The truth is, as Mitchell so eloquently describes in our interview, we need to use the relationship in healing, it is real and it is effective. Also, human beings have been studying the power of relationships for centuries. Placebo emerged out of a commission in France in the late 18th century that was evaluating the effectiveness of Dr Anton Mesmer’s treatments, and when they couldn’t successfully replicate his results, they determined that it was all a sham; he had to shut down and was discredited. 


But why would we disclude undefinable elements in the healing process that help people feel better? Would we rip the mother’s love away from the child because we cannot replicate it? Would we tell a sports coach to stop doing whatever she is doing because we don’t understand how they get such good results? In all of this, are we actually discovering that human relationship is so powerful if it is done effectively and with good intentions, the human being can heal? The late neuroscientist and psychobiologist Jaak Panksepp said as much when he proclaimed that he would never be able to create a drug that could replace human affection, and he was responsible for a number of pharmacological solutions to mental disease.

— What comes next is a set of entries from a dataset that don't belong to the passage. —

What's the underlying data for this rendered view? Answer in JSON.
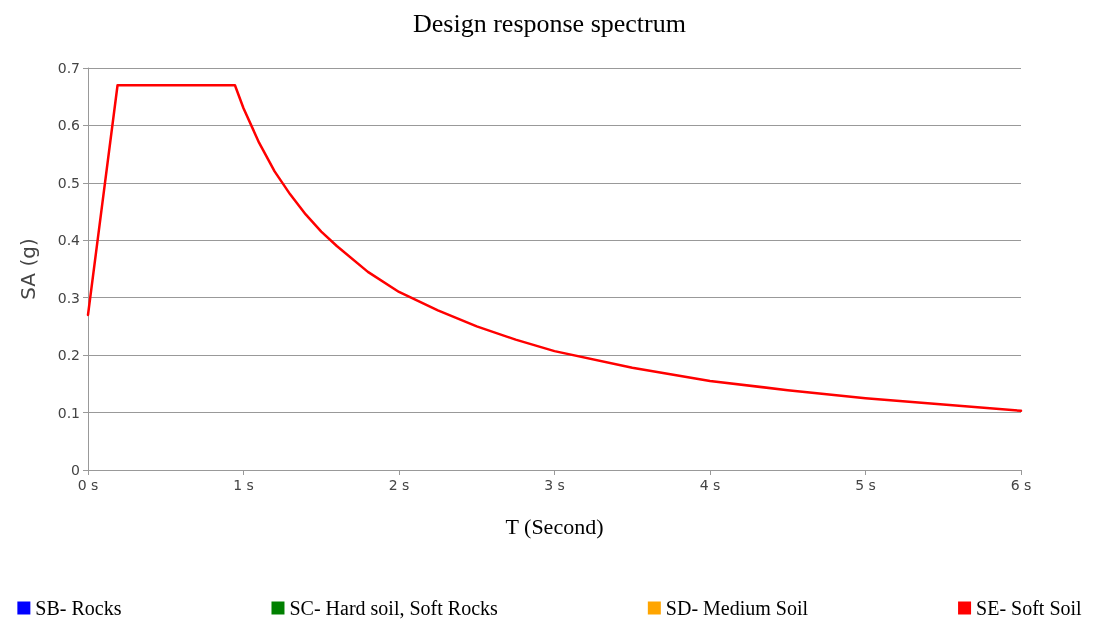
{
  "chart_data": {
    "type": "line",
    "title": "Design response spectrum",
    "xlabel": "T (Second)",
    "ylabel": "SA (g)",
    "x": [
      0,
      0.19,
      0.945,
      1,
      1.1,
      1.2,
      1.3,
      1.4,
      1.5,
      1.6,
      1.8,
      2,
      2.25,
      2.5,
      2.75,
      3,
      3.5,
      4,
      4.5,
      5,
      5.5,
      6
    ],
    "series": [
      {
        "name": "SB- Rocks",
        "color": "#0000ff",
        "values": [
          null,
          null,
          null,
          null,
          null,
          null,
          null,
          null,
          null,
          null,
          null,
          null,
          null,
          null,
          null,
          null,
          null,
          null,
          null,
          null,
          null,
          null
        ]
      },
      {
        "name": "SC- Hard soil, Soft Rocks",
        "color": "#008000",
        "values": [
          null,
          null,
          null,
          null,
          null,
          null,
          null,
          null,
          null,
          null,
          null,
          null,
          null,
          null,
          null,
          null,
          null,
          null,
          null,
          null,
          null,
          null
        ]
      },
      {
        "name": "SD- Medium Soil",
        "color": "#ffa500",
        "values": [
          null,
          null,
          null,
          null,
          null,
          null,
          null,
          null,
          null,
          null,
          null,
          null,
          null,
          null,
          null,
          null,
          null,
          null,
          null,
          null,
          null,
          null
        ]
      },
      {
        "name": "SE- Soft Soil",
        "color": "#ff0000",
        "values": [
          0.27,
          0.67,
          0.67,
          0.63,
          0.57,
          0.52,
          0.48,
          0.445,
          0.415,
          0.39,
          0.345,
          0.31,
          0.278,
          0.25,
          0.227,
          0.207,
          0.178,
          0.155,
          0.139,
          0.125,
          0.114,
          0.103
        ]
      }
    ],
    "xlim": [
      0,
      6
    ],
    "xticks": [
      {
        "value": 0,
        "label": "0 s"
      },
      {
        "value": 1,
        "label": "1 s"
      },
      {
        "value": 2,
        "label": "2 s"
      },
      {
        "value": 3,
        "label": "3 s"
      },
      {
        "value": 4,
        "label": "4 s"
      },
      {
        "value": 5,
        "label": "5 s"
      },
      {
        "value": 6,
        "label": "6 s"
      }
    ],
    "ylim": [
      0,
      0.7
    ],
    "yticks": [
      0,
      0.1,
      0.2,
      0.3,
      0.4,
      0.5,
      0.6,
      0.7
    ],
    "grid": "y",
    "legend": "bottom",
    "marker": "none",
    "line_style": "solid"
  }
}
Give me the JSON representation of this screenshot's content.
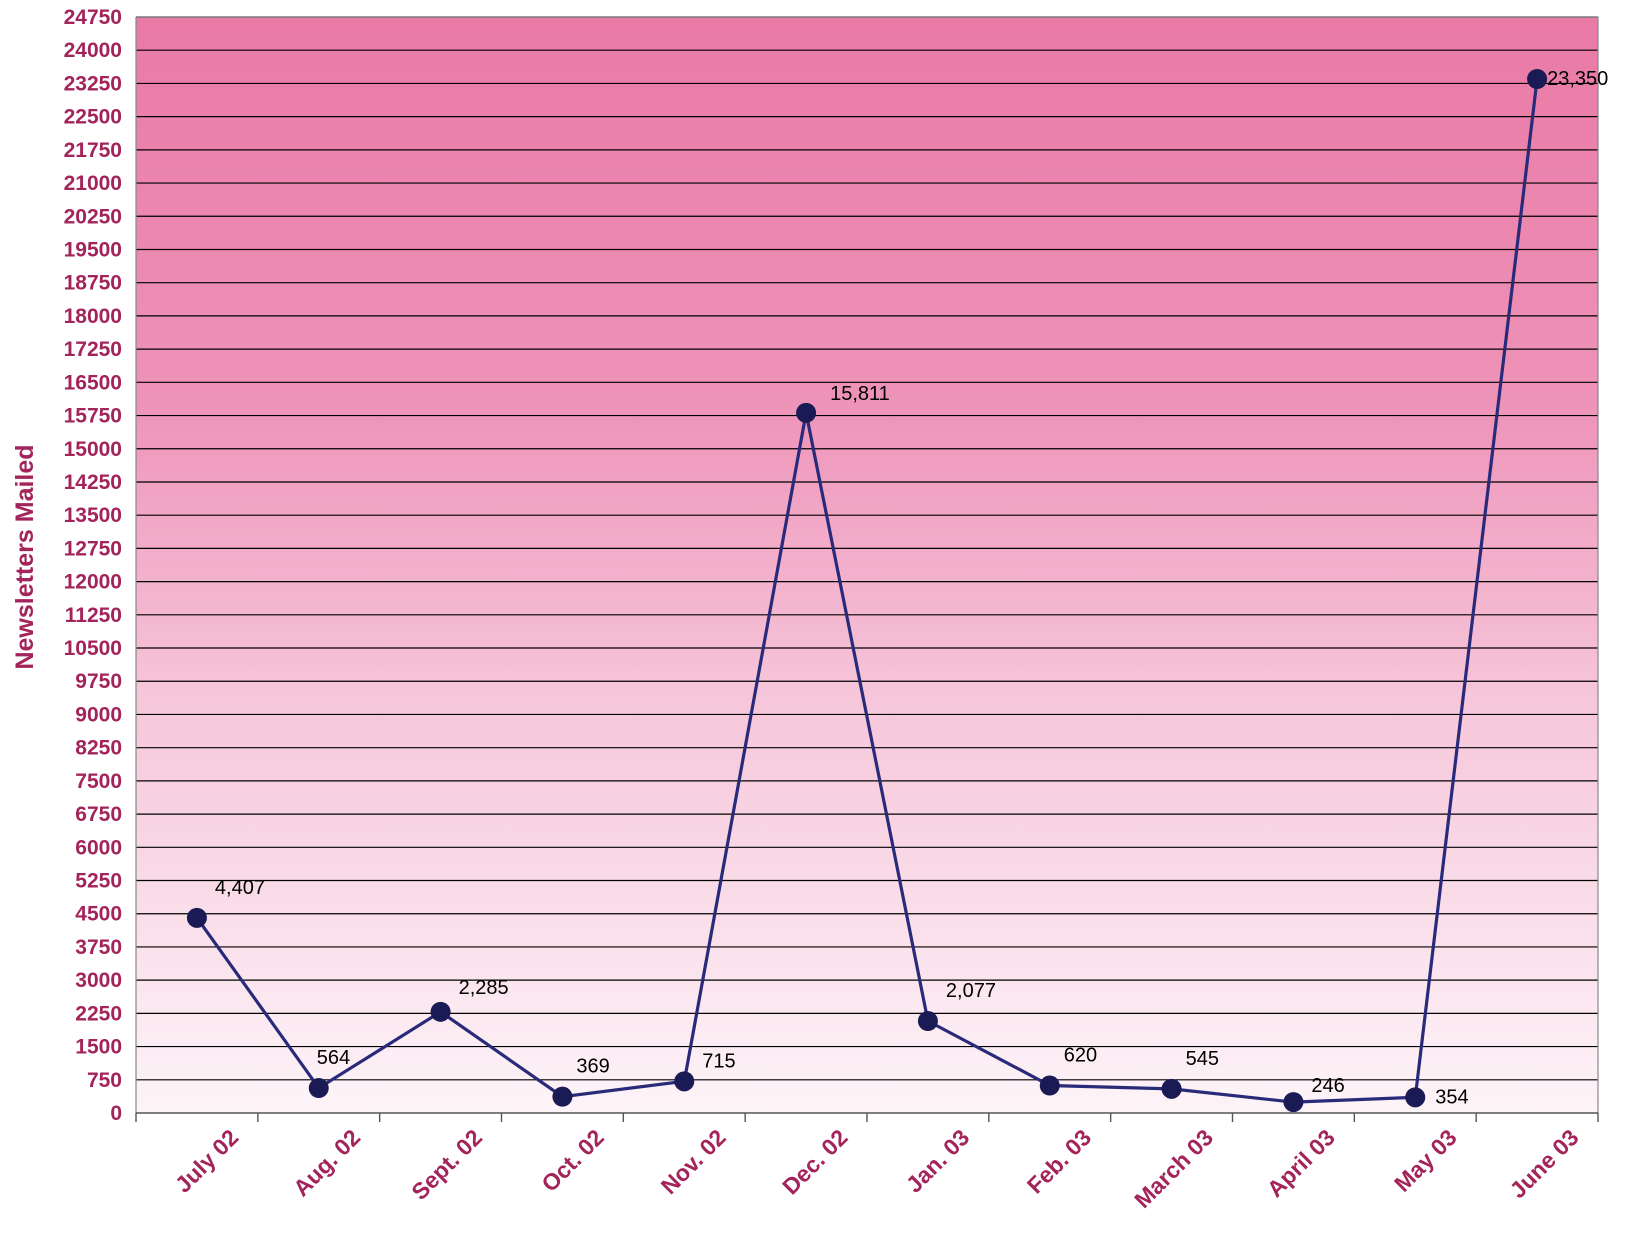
{
  "chart_data": {
    "type": "line",
    "title": "",
    "xlabel": "",
    "ylabel": "Newsletters Mailed",
    "categories": [
      "July 02",
      "Aug. 02",
      "Sept. 02",
      "Oct. 02",
      "Nov. 02",
      "Dec. 02",
      "Jan. 03",
      "Feb. 03",
      "March 03",
      "April 03",
      "May 03",
      "June 03"
    ],
    "series": [
      {
        "values": [
          4407,
          564,
          2285,
          369,
          715,
          15811,
          2077,
          620,
          545,
          246,
          354,
          23350
        ],
        "data_labels": [
          "4,407",
          "564",
          "2,285",
          "369",
          "715",
          "15,811",
          "2,077",
          "620",
          "545",
          "246",
          "354",
          "23,350"
        ]
      }
    ],
    "ylim": [
      0,
      24750
    ],
    "yticks": [
      0,
      750,
      1500,
      2250,
      3000,
      3750,
      4500,
      5250,
      6000,
      6750,
      7500,
      8250,
      9000,
      9750,
      10500,
      11250,
      12000,
      12750,
      13500,
      14250,
      15000,
      15750,
      16500,
      17250,
      18000,
      18750,
      19500,
      20250,
      21000,
      21750,
      22500,
      23250,
      24000,
      24750
    ],
    "ytick_labels": [
      "0",
      "750",
      "1500",
      "2250",
      "3000",
      "3750",
      "4500",
      "5250",
      "6000",
      "6750",
      "7500",
      "8250",
      "9000",
      "9750",
      "10500",
      "11250",
      "12000",
      "12750",
      "13500",
      "14250",
      "15000",
      "15750",
      "16500",
      "17250",
      "18000",
      "18750",
      "19500",
      "20250",
      "21000",
      "21750",
      "22500",
      "23250",
      "24000",
      "24750"
    ],
    "grid": true,
    "legend": "none",
    "colors": {
      "line": "#2a2a7a",
      "marker": "#1a1a55",
      "tick_text": "#a3245a",
      "background_top": "#e97aa6",
      "background_bottom": "#fdf4f8",
      "gridline": "#000000"
    }
  }
}
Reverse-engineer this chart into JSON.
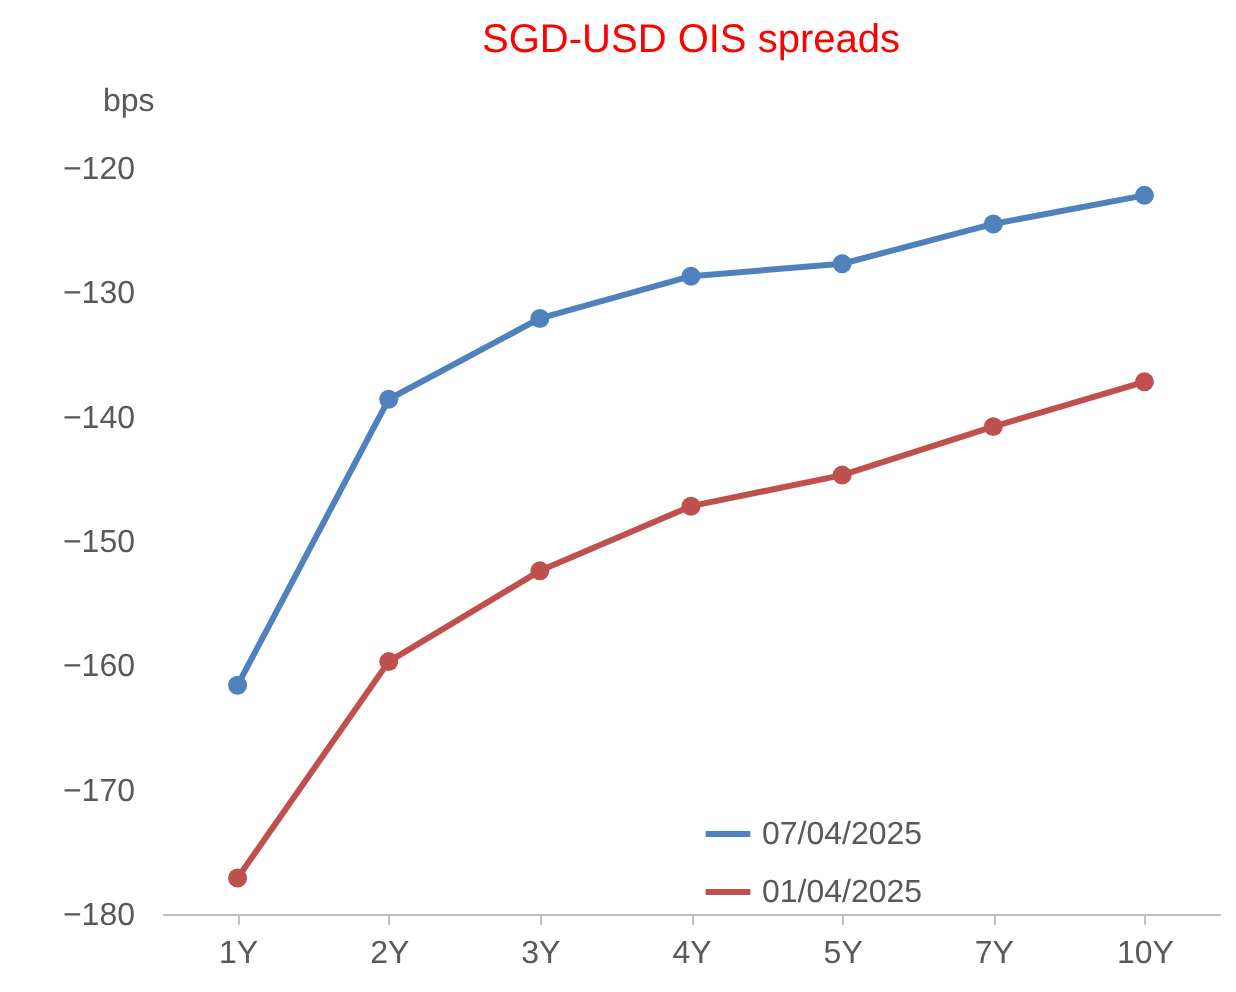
{
  "chart_data": {
    "type": "line",
    "title": "SGD-USD OIS spreads",
    "ylabel": "bps",
    "categories": [
      "1Y",
      "2Y",
      "3Y",
      "4Y",
      "5Y",
      "7Y",
      "10Y"
    ],
    "series": [
      {
        "name": "07/04/2025",
        "color": "#4f81bd",
        "values": [
          -161.6,
          -138.6,
          -132.1,
          -128.7,
          -127.7,
          -124.5,
          -122.2
        ]
      },
      {
        "name": "01/04/2025",
        "color": "#c0504d",
        "values": [
          -177.1,
          -159.7,
          -152.4,
          -147.2,
          -144.7,
          -140.8,
          -137.2
        ]
      }
    ],
    "ylim": [
      -180,
      -120
    ],
    "yticks": [
      -180,
      -170,
      -160,
      -150,
      -140,
      -130,
      -120
    ],
    "grid": false,
    "legend": "bottom right",
    "marker": "circle",
    "line_style": "solid"
  }
}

So it seems to me that we should get ourselves and embrace the fact that in the therapeutic process, the connection between clinician and patient is powerful and transcends theory and approach. Human beings need human beings to heal, and if we can foster that relationship, however it comes, we should promote and embrace it. To stand in the way and shake our fingers is tantamount to having our heads up our asses and probably has to do more with our own trauma than it does with any meaningful contribution that we are making. Let’s get out of our own way and make room for the other as best we can.